Roofus schnarchte laut auf dem Teppich neben ihrem Bett. Sie stieg über ihn und ging auf Zehenspitzen aus dem Zimmer. Sie wollte nicht, dass er aufwachte, denn dann wäre er sofort wieder voller Energie, aufgeregt und glücklich und würde sie nicht mehr einschlafen lassen. Sie wollte nur schnell die Treppe runterschleichen, sich in der Küche einen Cognac einschenken und gleich wieder nach oben gehen.
Von den Cognacschwenkern war natürlich keiner mehr übrig.
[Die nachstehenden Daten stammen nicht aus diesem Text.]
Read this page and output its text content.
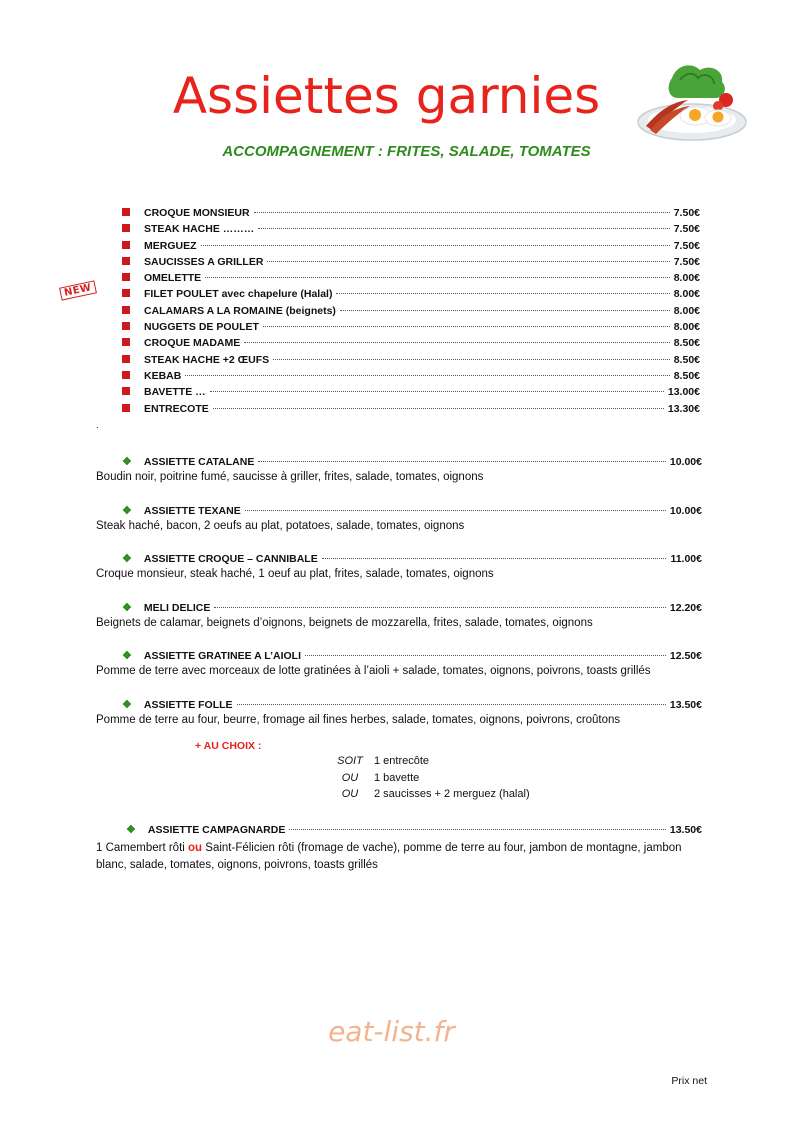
Assiettes garnies
ACCOMPAGNEMENT : FRITES, SALADE, TOMATES
NEW
CROQUE MONSIEUR	7.50€
STEAK HACHE ………	7.50€
MERGUEZ	7.50€
SAUCISSES A GRILLER	7.50€
OMELETTE	8.00€
FILET POULET avec chapelure (Halal)	8.00€
CALAMARS A LA ROMAINE (beignets)	8.00€
NUGGETS DE POULET	8.00€
CROQUE MADAME	8.50€
STEAK HACHE +2 ŒUFS	8.50€
KEBAB	8.50€
BAVETTE …	13.00€
ENTRECOTE	13.30€
.
❖ ASSIETTE CATALANE	10.00€
Boudin noir, poitrine fumé, saucisse à griller, frites, salade, tomates, oignons
❖ ASSIETTE TEXANE	10.00€
Steak haché, bacon, 2 oeufs au plat, potatoes, salade, tomates, oignons
❖ ASSIETTE CROQUE – CANNIBALE	11.00€
Croque monsieur, steak haché, 1 oeuf au plat, frites, salade, tomates, oignons
❖ MELI DELICE	12.20€
Beignets de calamar, beignets d’oignons, beignets de mozzarella, frites, salade, tomates, oignons
❖ ASSIETTE GRATINEE A L’AIOLI	12.50€
Pomme de terre avec morceaux de lotte gratinées à l’aioli + salade, tomates, oignons, poivrons, toasts grillés
❖ ASSIETTE FOLLE	13.50€
Pomme de terre au four, beurre, fromage ail fines herbes, salade, tomates, oignons, poivrons, croûtons
+ AU CHOIX :
SOIT	1 entrecôte
OU	1 bavette
OU	2 saucisses + 2 merguez (halal)
❖ ASSIETTE CAMPAGNARDE	13.50€
1 Camembert rôti ou Saint-Félicien rôti (fromage de vache), pomme de terre au four, jambon de montagne, jambon blanc, salade, tomates, oignons, poivrons, toasts grillés
eat-list.fr
Prix net
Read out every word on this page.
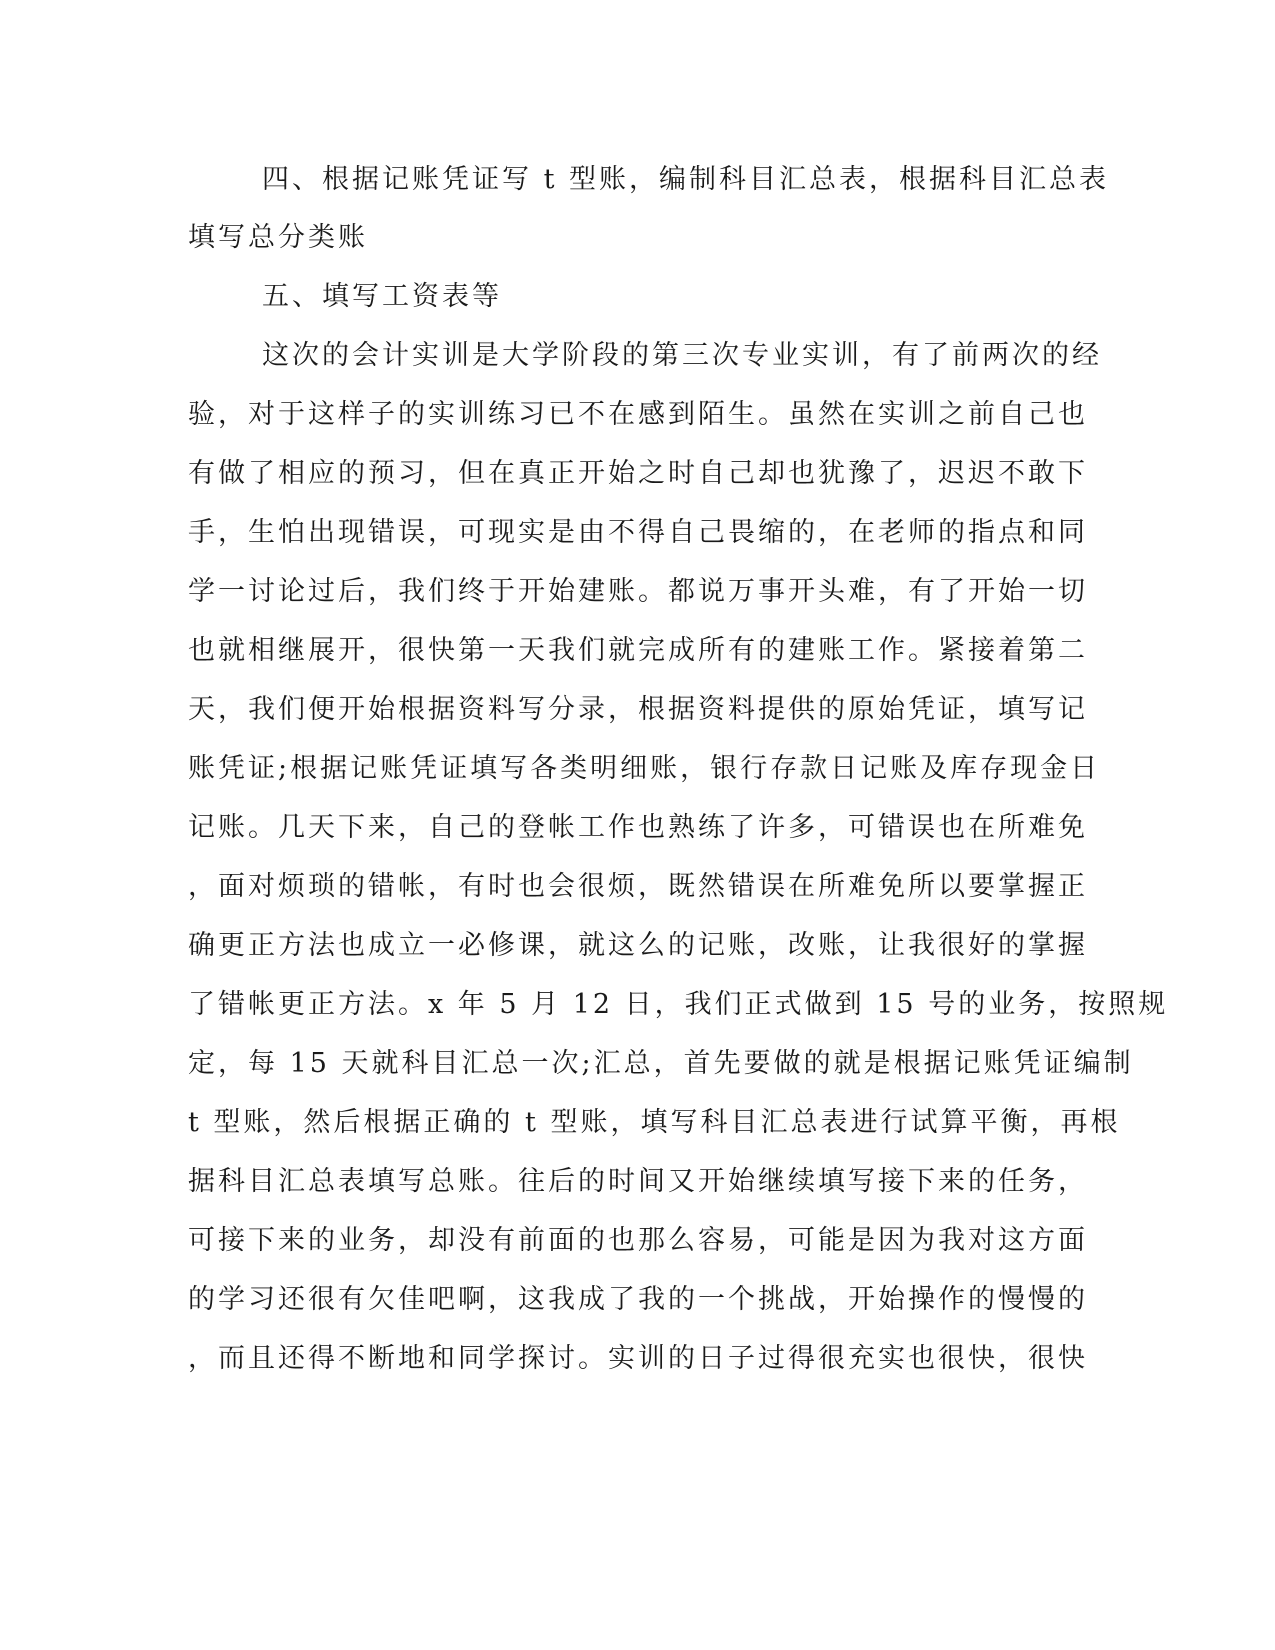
四、根据记账凭证写 t 型账，编制科目汇总表，根据科目汇总表
填写总分类账
五、填写工资表等
这次的会计实训是大学阶段的第三次专业实训，有了前两次的经
验，对于这样子的实训练习已不在感到陌生。虽然在实训之前自己也
有做了相应的预习，但在真正开始之时自己却也犹豫了，迟迟不敢下
手，生怕出现错误，可现实是由不得自己畏缩的，在老师的指点和同
学一讨论过后，我们终于开始建账。都说万事开头难，有了开始一切
也就相继展开，很快第一天我们就完成所有的建账工作。紧接着第二
天，我们便开始根据资料写分录，根据资料提供的原始凭证，填写记
账凭证;根据记账凭证填写各类明细账，银行存款日记账及库存现金日
记账。几天下来，自己的登帐工作也熟练了许多，可错误也在所难免
，面对烦琐的错帐，有时也会很烦，既然错误在所难免所以要掌握正
确更正方法也成立一必修课，就这么的记账，改账，让我很好的掌握
了错帐更正方法。x 年 5 月 12 日，我们正式做到 15 号的业务，按照规
定，每 15 天就科目汇总一次;汇总，首先要做的就是根据记账凭证编制
t 型账，然后根据正确的 t 型账，填写科目汇总表进行试算平衡，再根
据科目汇总表填写总账。往后的时间又开始继续填写接下来的任务，
可接下来的业务，却没有前面的也那么容易，可能是因为我对这方面
的学习还很有欠佳吧啊，这我成了我的一个挑战，开始操作的慢慢的
，而且还得不断地和同学探讨。实训的日子过得很充实也很快，很快
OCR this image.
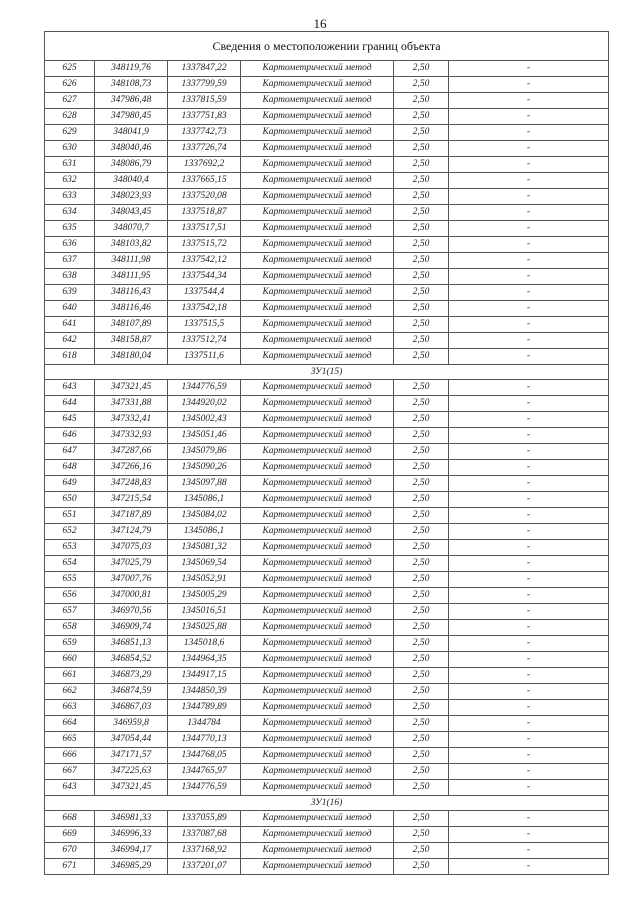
16
Сведения о местоположении границ объекта					
625	348119,76	1337847,22	Картометрический метод	2,50	-
626	348108,73	1337799,59	Картометрический метод	2,50	-
627	347986,48	1337815,59	Картометрический метод	2,50	-
628	347980,45	1337751,83	Картометрический метод	2,50	-
629	348041,9	1337742,73	Картометрический метод	2,50	-
630	348040,46	1337726,74	Картометрический метод	2,50	-
631	348086,79	1337692,2	Картометрический метод	2,50	-
632	348040,4	1337665,15	Картометрический метод	2,50	-
633	348023,93	1337520,08	Картометрический метод	2,50	-
634	348043,45	1337518,87	Картометрический метод	2,50	-
635	348070,7	1337517,51	Картометрический метод	2,50	-
636	348103,82	1337515,72	Картометрический метод	2,50	-
637	348111,98	1337542,12	Картометрический метод	2,50	-
638	348111,95	1337544,34	Картометрический метод	2,50	-
639	348116,43	1337544,4	Картометрический метод	2,50	-
640	348116,46	1337542,18	Картометрический метод	2,50	-
641	348107,89	1337515,5	Картометрический метод	2,50	-
642	348158,87	1337512,74	Картометрический метод	2,50	-
618	348180,04	1337511,6	Картометрический метод	2,50	-
ЗУ1(15)					
643	347321,45	1344776,59	Картометрический метод	2,50	-
644	347331,88	1344920,02	Картометрический метод	2,50	-
645	347332,41	1345002,43	Картометрический метод	2,50	-
646	347332,93	1345051,46	Картометрический метод	2,50	-
647	347287,66	1345079,86	Картометрический метод	2,50	-
648	347266,16	1345090,26	Картометрический метод	2,50	-
649	347248,83	1345097,88	Картометрический метод	2,50	-
650	347215,54	1345086,1	Картометрический метод	2,50	-
651	347187,89	1345084,02	Картометрический метод	2,50	-
652	347124,79	1345086,1	Картометрический метод	2,50	-
653	347075,03	1345081,32	Картометрический метод	2,50	-
654	347025,79	1345069,54	Картометрический метод	2,50	-
655	347007,76	1345052,91	Картометрический метод	2,50	-
656	347000,81	1345005,29	Картометрический метод	2,50	-
657	346970,56	1345016,51	Картометрический метод	2,50	-
658	346909,74	1345025,88	Картометрический метод	2,50	-
659	346851,13	1345018,6	Картометрический метод	2,50	-
660	346854,52	1344964,35	Картометрический метод	2,50	-
661	346873,29	1344917,15	Картометрический метод	2,50	-
662	346874,59	1344850,39	Картометрический метод	2,50	-
663	346867,03	1344789,89	Картометрический метод	2,50	-
664	346959,8	1344784	Картометрический метод	2,50	-
665	347054,44	1344770,13	Картометрический метод	2,50	-
666	347171,57	1344768,05	Картометрический метод	2,50	-
667	347225,63	1344765,97	Картометрический метод	2,50	-
643	347321,45	1344776,59	Картометрический метод	2,50	-
ЗУ1(16)					
668	346981,33	1337055,89	Картометрический метод	2,50	-
669	346996,33	1337087,68	Картометрический метод	2,50	-
670	346994,17	1337168,92	Картометрический метод	2,50	-
671	346985,29	1337201,07	Картометрический метод	2,50	-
Also schüttete sie eine anständige Menge Cognac in ein kleines Wasserglas, lehnte sich gegen das Spülbecken und trank einen tiefen Schluck. Sie genoss das Kitzeln und Brennen in ihrem Hals. Sie konnte es sich ruhig eingestehen: Rachel-Ann und Coltrane verbrachten die Nacht zusammen. Irgendetwas war zwischen den beiden entstanden, etwas sehr Mächtiges, das hätte selbst der blindeste Mensch sofort bemerkt. Jilly machte sich nichts vor. Coltrane wollte etwas von ihrer Familie, und er hatte bestimmt keine Skrupel, genau das zu bekommen, egal wie. Wahrscheinlich würde er auch mit ihnen beiden schlafen, wenn ihm das weiterhalf. Wenn sie nur wüsste, was er vorhatte, was er von ihnen wollte!
Sie trank das Glas leer und füllte es erneut. Für sie, die Alkohol nicht gewöhnt war, war das eindeutig zu viel, aber wen interessierte das schon? Niemand war hier, sie konnte später einfach in ihr Bett krabbeln und so lange wie nur irgendwie möglich schlafen. Das war das Mindeste, das sie verdiente!
Es hat sich wirklich sehr gut angefühlt, dachte sie, als sie die Lichter löschte und noch einen Moment in der stockdunklen Küche verharrte. Dieser Kuss hatte sie viel mehr durcheinandergebracht, als sie sich selbst eingestehen wollte. So durcheinander, dass sie sich sogar vorstellte, Coltrane noch einmal zu küssen. Alle Vorbehalte über Bord zu werfen und einfach …
Was? Mit ihm schlafen? So verrückt konnte sie doch nicht sein. Davon abgesehen, dass das ganz und gar unmöglich war. Schließlich vergnügte er sich gerade mit Rachel-Ann, und sie hatte keine Lust, sich das zu nehmen, was Rachel-Ann übrig ließ.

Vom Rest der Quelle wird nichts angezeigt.